Мы вернулись как раз тогда, когда она доставала свою куртку из шкафа. Я успел перехватить куртку. Я хотел помочь ей одеться. Она посмотрела на мою забинтованную руку, нахмурилась, но ничего не сказала. А в куртку вделась так осторожно, что я даже не почувствовал. Она оглянулась и сказала:
— Спасибо.
А Марку сказала:
— Я завтра приду. Вы приготовьте заранее всё самое срочное. Вы же на редколлегию уйдёте? Ну вот, приготовьте до редколлегии.
Марк сказал мне:
— Ты тоже можешь идти, герой. Заодно и человека проводишь.
Она сказала:
— Нет, меня провожать не надо. Я спешу, меня ждут.
Я сказал:
— Тогда я ещё поработаю. У меня материал не дописан.

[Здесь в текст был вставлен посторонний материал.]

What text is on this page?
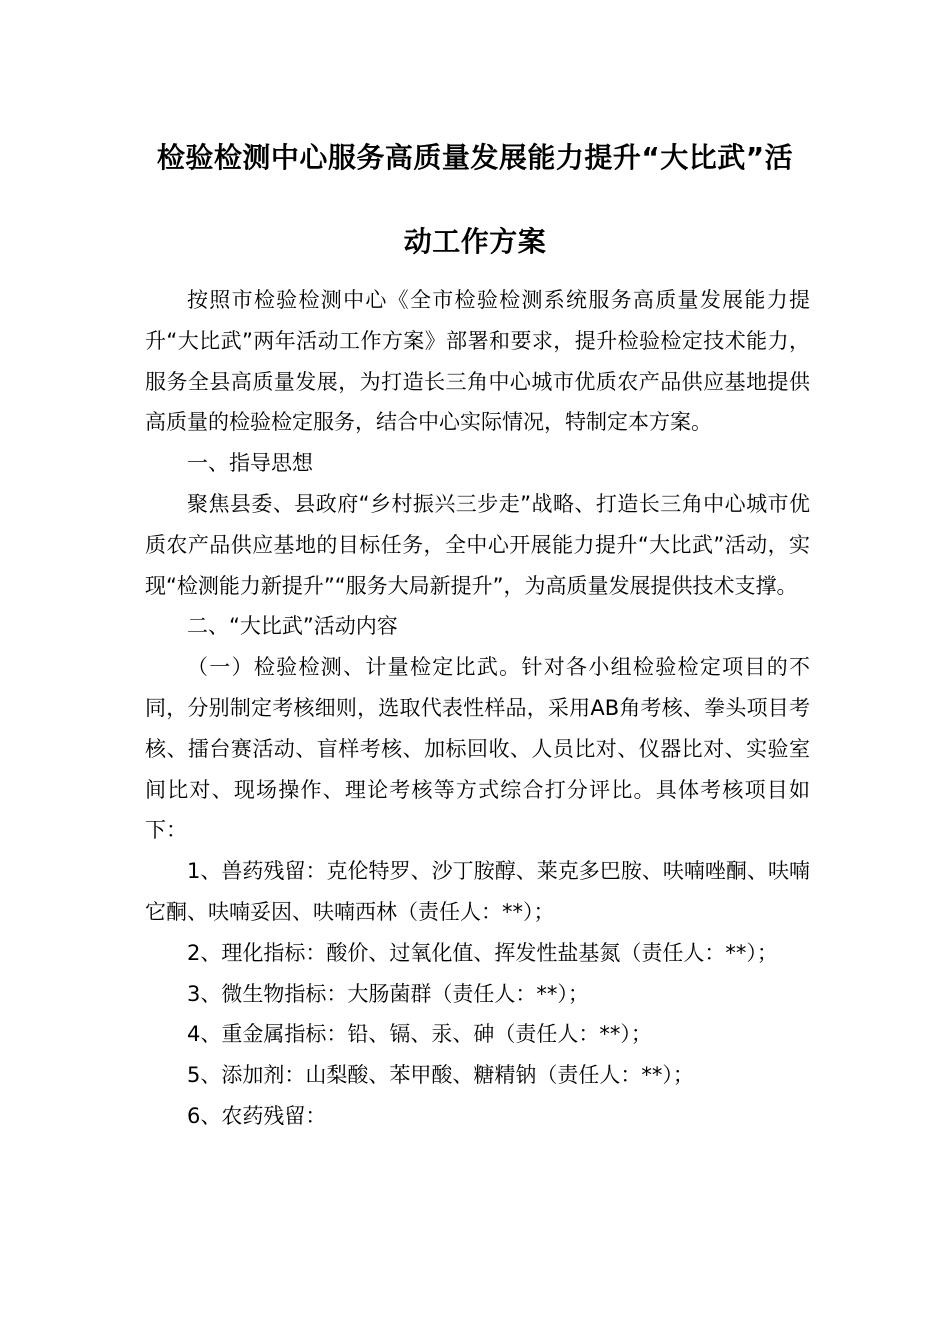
检验检测中心服务高质量发展能力提升“大比武”活
动工作方案

按照市检验检测中心《全市检验检测系统服务高质量发展能力提升“大比武”两年活动工作方案》部署和要求，提升检验检定技术能力，服务全县高质量发展，为打造长三角中心城市优质农产品供应基地提供高质量的检验检定服务，结合中心实际情况，特制定本方案。

一、指导思想

聚焦县委、县政府“乡村振兴三步走”战略、打造长三角中心城市优质农产品供应基地的目标任务，全中心开展能力提升“大比武”活动，实现“检测能力新提升”“服务大局新提升”，为高质量发展提供技术支撑。

二、“大比武”活动内容

（一）检验检测、计量检定比武。针对各小组检验检定项目的不同，分别制定考核细则，选取代表性样品，采用AB角考核、拳头项目考核、擂台赛活动、盲样考核、加标回收、人员比对、仪器比对、实验室间比对、现场操作、理论考核等方式综合打分评比。具体考核项目如下：

1、兽药残留：克伦特罗、沙丁胺醇、莱克多巴胺、呋喃唑酮、呋喃它酮、呋喃妥因、呋喃西林（责任人：**）；

2、理化指标：酸价、过氧化值、挥发性盐基氮（责任人：**）；

3、微生物指标：大肠菌群（责任人：**）；

4、重金属指标：铅、镉、汞、砷（责任人：**）；

5、添加剂：山梨酸、苯甲酸、糖精钠（责任人：**）；

6、农药残留：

Я помнил, что мама всегда говорила: навязчивость — самое верное средство оттолкнуть женщину.
Она попрощалась и быстро ушла. Мне показалось, что она чем-то озабочена. Я выглянул в коридор — она очень быстро уходила, почти бежала. Наверное, её действительно ждали.
Потом я подумал, что материал обязательно сегодня нужно дописать. Если сегодня не допишу, то и завтра не допишу. Она придёт завтра, а Марк будет на редколлегии. Если я завтра буду дописывать, то она будет сидеть в кабинете одна. Это просто невежливо — оставлять человека одного в чужом кабинете. Так и так мне придётся находиться здесь же. Следовательно, материал дописывать завтра мне будет просто некогда.
Я сказал Марку, что пойду писать, и действительно пошёл писать. Сидел в своей каморке почти до восьми часов, уже все разошлись давно, а я всё сидел, пока не пришёл милиционер с поста на первом этаже. Он беспокоился, всё ли у меня в порядке, и я сказал, что буду работать, пока всё не закончу. Он кивнул и ушёл, и я всё дописал буквально через несколько минут.
На второй день я прямо с утра отдал материал на машинку, сказал ответсеку, что выполнил обещание, потом засел в кабинете Марка и стал ждать. Ничего не делал, только сидел и ждал. Марк прибегал два раза, редколлегии всегда несколько часов шли, так что по два-три перерыва было всегда, а то вынести всё это было вообще невозможно. Марк прибегал, чтобы наскоро глотнуть «кофию», спросить, не звонил ли кто нужный и обругать этот дурацкий обычай — редколлегии. Все ругали этот дурацкий обычай, но каждый раз все собирались и сидели по пять-шесть часов, с двумя-тремя короткими перерывами. Марк прибегал, убегал, опять прибегал, опять убегал, а я всё сидел и ждал.